Şehrin İnsanı

Her bakımdan yaşanan trajediyi tersine çeviren, huzur ve emniyet temelli dönüşüme öncülük ederek umutların karardığı, tahammülün kalmadığı, tüm şekavet oyunlarının kamuda yer tuttuğu zamanlarda bir insan gelir ve şehri değiştirir.

M. Fatih Büyükkara



Şehrin insanı değiştirdiği söylenir. Sosyal ve kültürel çözülmeye merkezlik yapıyorsa, farklılıkları bünyesinde eritemiyorsa şehir, insanı değiştirir. Bazen bu değişim hissedilir, bazen de hissedilmeden şehir, insanı kendi anaforunda dönüştürür ve istediği kimliğe büründürür. Değişim esnasında bireyin savunacak mecali kalmamıştır, teslim olur. Şehirle beraber birey de dönüşüme uğrar. Böylesi bir şehir, insanlık için herhangi bir değer üretmeyen şehirdir. Değersizleştirme üzerine kurulu bu sosyoloji, şehirdeki insanı da kötürüm yapar. Bırakın değer üretmeyi, sahip olduğu değerler de erozyona uğrar ve kişiliksiz bir kimlik oluşur. 

Bunun tersi olduğu durumlar da olmuştur.  Bir insan, bir şehri değiştirmiştir. Merhum Turgut Cansever’in şehir tanımında yer verdiği “ahlakın, sanatın, felsefenin ve dinî düşüncenin geliştiği” mekân olma vasfı bir aktörle hayat bulur. Her bakımdan yaşanan trajediyi tersine çeviren, huzur ve emniyet temelli dönüşüme öncülük ederek umutların karardığı, tahammülün kalmadığı, tüm şekavet oyunlarının kamuda yer tuttuğu zamanlarda bir insan gelir ve şehri değiştirir.
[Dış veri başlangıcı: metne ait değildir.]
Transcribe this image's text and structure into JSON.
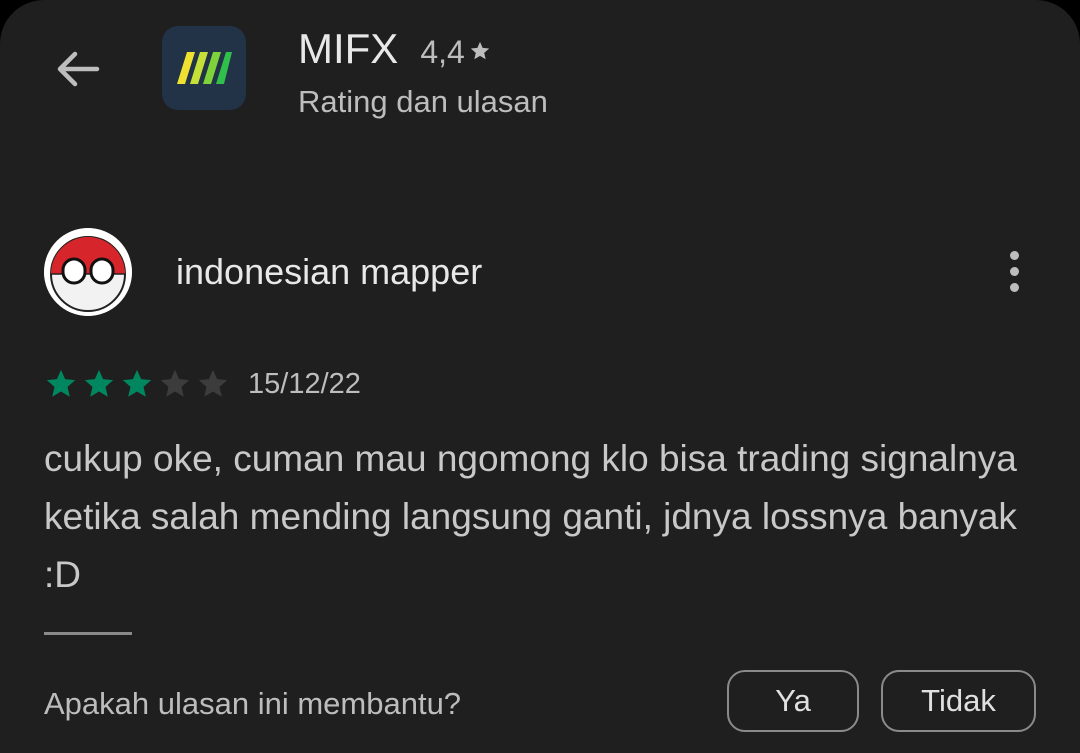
{
  "header": {
    "back_icon": "arrow-left-icon",
    "app_icon": "mifx-logo-icon",
    "app_name": "MIFX",
    "app_rating": "4,4",
    "rating_icon": "star-icon",
    "subtitle": "Rating dan ulasan"
  },
  "review": {
    "avatar_icon": "indonesia-countryball-avatar",
    "reviewer_name": "indonesian mapper",
    "more_icon": "more-vert-icon",
    "star_rating": 3,
    "star_max": 5,
    "date": "15/12/22",
    "text": "cukup oke, cuman mau ngomong klo bisa trading signalnya ketika salah mending langsung ganti, jdnya lossnya banyak :D"
  },
  "helpful": {
    "question": "Apakah ulasan ini membantu?",
    "yes_label": "Ya",
    "no_label": "Tidak"
  },
  "colors": {
    "background": "#1f1f1f",
    "star_filled": "#01875f",
    "star_empty": "#3c3c3c",
    "app_icon_bg": "#223247"
  }
}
Hoca da böyle birisiydi. Toplumun her ferdine, grubuna ve sınıfına hitap edecek kadar birikimi olan Hoca “Bugünün kerameti hizmettir” anlayışıyla gücünün yettiği her zaman ve yerde son nefesine kadar dinin,  şehir kimliğine nüfuz etmesi için gayret etmişti. Yaşadığı şehirde her hane mutlaka ondan bir söz ya da tavsiye işitmiş, ya da ondan bir yardım görmüştü.

Herkesin yeniden dindarlaşmak için niyetlenerek geldiği vaaz ve sohbetleri şehrin bir ucundan bir ucuna kadar etkili oluyordu. O sadece imamlık yaptığı cami cemaatinin ve kendisinden ders okuyan öğrencilerin hocası değildi. Şehrin kenar mahallelerini mesken tutmuş çingenelerin, tehcir edilmiş biçare durumdaki Kürt muhacirlerin de hocasıydı. İnsanlara el uzatmak için “insanlık” şartını yeterli gören Hoca, bir gün bir sarhoşun yanaklarını avucuna alıp: “Babam! Geçecek, üzülme” demiş, hayırlı dualarıyla beraber şefkat kanatlarının altına onu da alıvermişti.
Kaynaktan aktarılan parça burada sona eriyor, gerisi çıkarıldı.